Wald meets Weitzman/Gittins

107 Views Asked by At

Suppose a searcher is faced with $n$ objects. Each object's quality is an i.i.d. Bernoulli random variable $\Theta_{i}$, $i = 1, \dots, n$, where $\mathbb{P}\left(\Theta_{i} = 1\right) = \mu_{0}$.

Time is continuous, and each instant the searcher may sample from an object: she chooses object $i$ and observes a process $(Z^{i}_{t})_{t\geq 0}$. For all $i$, when object $i$ is being sampled, the change in the process $Z^{i}_{t}$ is the sum of the state and a noise term, which is the increment of a Brownian motion $(W_{t})_{t \geq 0}$: $$dZ^{i}_{t} = \theta_{i} dt + \sigma dW^{i}_t$$

For simplicity, I've assumed the volatility for each object $i$ is identical, $\sigma$ (more generally, each would have volatility $\sigma^{i}$).
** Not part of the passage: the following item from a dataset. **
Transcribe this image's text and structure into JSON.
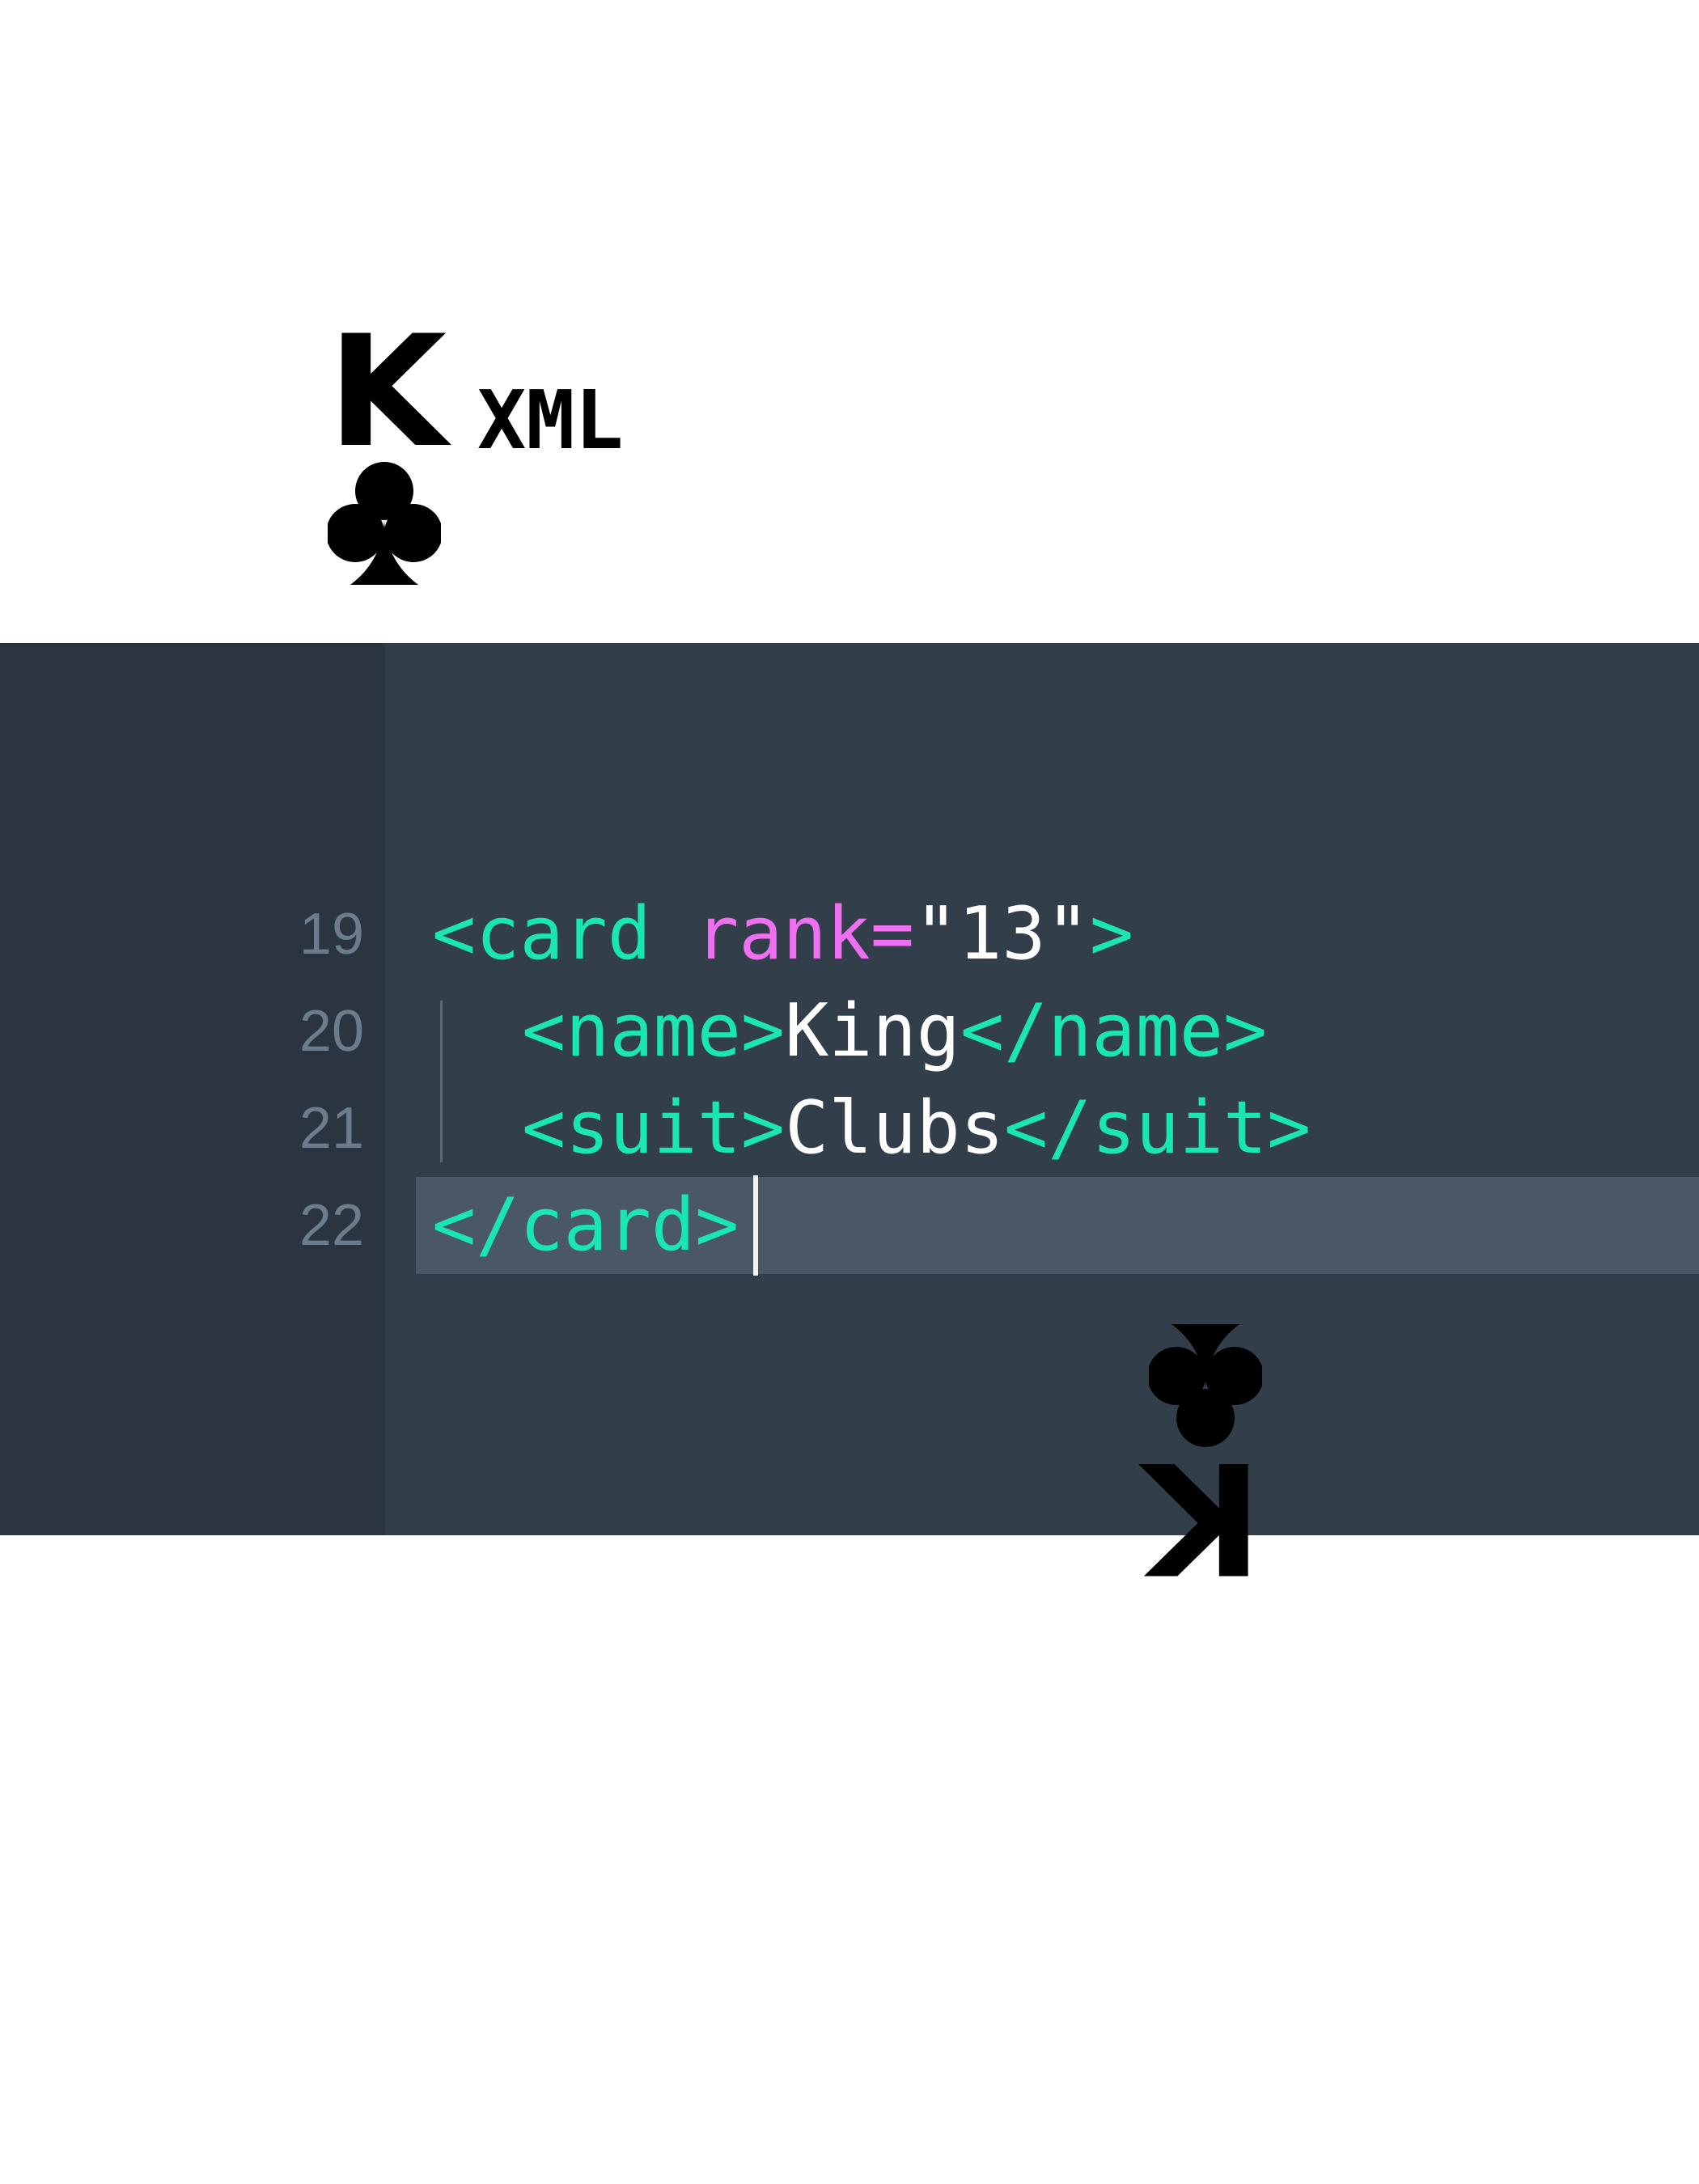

Let $\mu^{i}_{s}$ denote the agent's posterior belief that object $i$ has quality $1$: $$\mu_{i}^{s} := \mathbb{P}\left(\Theta_{i} = 1|\left(Z^{i}_{s}\right)_{s \leq t}\right)$$ If object $i$ is not sampled in the interval $[s,s']$, $\mu^{i}_{s} = \mu^{i}_{s'}$ i.e. she does not learn about its quality. Thus, she can only learn about one object per instant.

Each instant the agent must decide whether to sample some object $i$ or to stop and select one of the objects. Selecting an object ends the scenario. When sampling an object $i$ the agent incurs a bounded (positive) flow cost $c\left(\cdot\right)$, which depends on her posterior belief i.e. if she samples from box $i$ between times $s$ and $s'$, she pays cost $$\int_{s}^{s'}c\left(\mu^{i}_{t}\right)dt$$ More generally, each object could have a different flow cost, $c^{i}\left(\cdot\right)$, but for now I suppose that they're all the same.

The agent's payoff from stopping and selecting object $i$ at time $\tau$ is $$\mu^{i}_{\tau} - \sum_{j=1}^{n}\int_{0}^{\tau}c\left(\mu_{t}^{j}\right)dt$$

The classic Wald (1945) problem has just one object and a constant flow cost. This set-up is also clearly related to the multi-arm bandit problem, in which each instant/period an arm is selected and a flow payoff is received. Here, each instant and arm is selected and "flow learning" occurs.

Also closely related is the sequential search problem of Weitzman (1979).

Here are my questions:

  1. Has this problem been studied? This seems likely, since it seems like a natural question and it is closely related to two rich literatures: the multi-arm bandit literature, and the literature on Wald problems.
  2. Is an index policy optimal?

I'd appreciate any references or suggestions.